Cadets spend three weeks learning how to pull a gun, shoot from the hip, fire with either hand (in case of injury), fire with both hands and from around corners with their weapon of choice - Glock 22, Sig-Sauer, Smith & Wesson 4003 or Berreta 96 - all 40-caliber guns.

"We teach them they have options, defensive, use cover, retreat," firearms instructor Jim Jenkins said.

The cadets spend another week learning how to handle a car under all kinds of conditions - on slick track, in hot pursuit, sirens blazing.

Graham said they try to instill the mind set that accidents are preventable and to take evasive action.

"The whole purpose of the driving is to teach precision driving and accident avoidance," he said.

Most of the rest of the time is spent in the classroom where the trainees learn about the law, the penal code, guns, civil rights, officer safety, race relations, dealing with suspects and overall safety.

Cadet counselor Tracey Richardson and Joseph Levingston, the lieutenant over cadet training, both of whom are African-American, emphasized the importance of teaching the cadets about civil rights.

"It is very important that we make cadets aware of their responsibility and the authority they have, and at the same time they have to respect everyone. We have to ensure we don't violate anyone's civil rights," Levingston said.

At the end of the course the cadets have to take a state-mandated exam and a practical exam in which they are given a crime scenario and then have to pull together much of what they have learned.

After passing the exam - which barely anyone fails, because, Levingston said, the screening process is so efficient - and following graduation cadets are assigned to an experienced police officer for field training during a probationary period.

Getting into the force appears to be highly competitive. More than 1,100 people applied to this particular class, out of which 75 - 12 of whom are women - were whittled out as suitable police officer material. Three candidates have since dropped out.

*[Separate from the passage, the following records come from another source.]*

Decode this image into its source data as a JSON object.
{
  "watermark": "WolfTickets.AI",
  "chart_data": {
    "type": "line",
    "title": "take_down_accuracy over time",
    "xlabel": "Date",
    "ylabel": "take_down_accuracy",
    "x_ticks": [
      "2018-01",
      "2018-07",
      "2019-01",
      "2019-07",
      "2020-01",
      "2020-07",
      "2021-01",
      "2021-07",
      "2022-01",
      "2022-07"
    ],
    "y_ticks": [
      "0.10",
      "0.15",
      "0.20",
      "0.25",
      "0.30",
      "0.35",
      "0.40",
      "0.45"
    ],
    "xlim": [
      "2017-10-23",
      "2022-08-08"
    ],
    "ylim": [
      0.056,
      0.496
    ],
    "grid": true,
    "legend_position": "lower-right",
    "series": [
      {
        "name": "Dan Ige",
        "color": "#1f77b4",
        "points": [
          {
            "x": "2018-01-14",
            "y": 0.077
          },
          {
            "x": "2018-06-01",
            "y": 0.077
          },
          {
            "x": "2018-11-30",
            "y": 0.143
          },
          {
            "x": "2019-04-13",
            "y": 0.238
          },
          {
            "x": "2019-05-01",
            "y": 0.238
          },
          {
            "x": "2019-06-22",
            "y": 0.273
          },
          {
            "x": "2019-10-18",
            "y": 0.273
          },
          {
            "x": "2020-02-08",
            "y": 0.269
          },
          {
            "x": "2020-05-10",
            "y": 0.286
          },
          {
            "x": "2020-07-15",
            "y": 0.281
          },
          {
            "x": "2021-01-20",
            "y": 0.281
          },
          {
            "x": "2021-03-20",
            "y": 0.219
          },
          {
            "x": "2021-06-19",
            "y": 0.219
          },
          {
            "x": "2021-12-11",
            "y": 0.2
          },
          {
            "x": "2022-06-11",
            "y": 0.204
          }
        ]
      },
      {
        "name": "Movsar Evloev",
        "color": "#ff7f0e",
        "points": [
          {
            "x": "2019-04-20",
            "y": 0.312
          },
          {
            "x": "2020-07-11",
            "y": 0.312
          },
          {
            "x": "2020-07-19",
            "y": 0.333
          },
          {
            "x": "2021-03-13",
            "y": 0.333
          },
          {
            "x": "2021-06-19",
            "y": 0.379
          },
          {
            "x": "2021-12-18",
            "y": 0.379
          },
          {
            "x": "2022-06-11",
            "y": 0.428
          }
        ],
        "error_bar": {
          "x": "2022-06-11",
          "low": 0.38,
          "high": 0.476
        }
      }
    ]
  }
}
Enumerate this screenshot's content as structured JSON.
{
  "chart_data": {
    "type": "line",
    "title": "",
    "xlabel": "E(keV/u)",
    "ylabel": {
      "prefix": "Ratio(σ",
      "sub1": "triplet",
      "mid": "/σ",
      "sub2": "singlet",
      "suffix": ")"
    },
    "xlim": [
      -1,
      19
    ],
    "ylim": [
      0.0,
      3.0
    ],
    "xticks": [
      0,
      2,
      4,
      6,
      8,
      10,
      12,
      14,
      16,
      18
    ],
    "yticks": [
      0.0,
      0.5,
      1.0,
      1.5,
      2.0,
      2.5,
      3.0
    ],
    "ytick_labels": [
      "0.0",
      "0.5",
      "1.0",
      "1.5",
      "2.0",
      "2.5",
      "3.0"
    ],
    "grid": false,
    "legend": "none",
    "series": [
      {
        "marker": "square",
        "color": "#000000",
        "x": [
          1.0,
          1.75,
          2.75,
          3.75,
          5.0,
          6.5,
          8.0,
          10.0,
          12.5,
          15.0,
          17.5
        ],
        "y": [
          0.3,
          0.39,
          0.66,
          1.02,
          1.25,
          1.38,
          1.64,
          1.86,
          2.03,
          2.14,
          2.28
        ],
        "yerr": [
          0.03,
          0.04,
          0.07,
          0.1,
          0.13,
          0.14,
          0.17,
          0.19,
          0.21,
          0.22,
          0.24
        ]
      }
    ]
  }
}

Richardson said they try as best they can to have a police force that is representative of the community.

. . .



To be considered for the police training program, applicants should have 60 hours of college with a C average or military service with an honorable discharge. They must be between 21 and 35, a U.S. citizen, have a valid driver's license and have weight in proportion to height. They should not have more than two moving traffic violations within an 18-month period, a felony or Class A misdemeanor.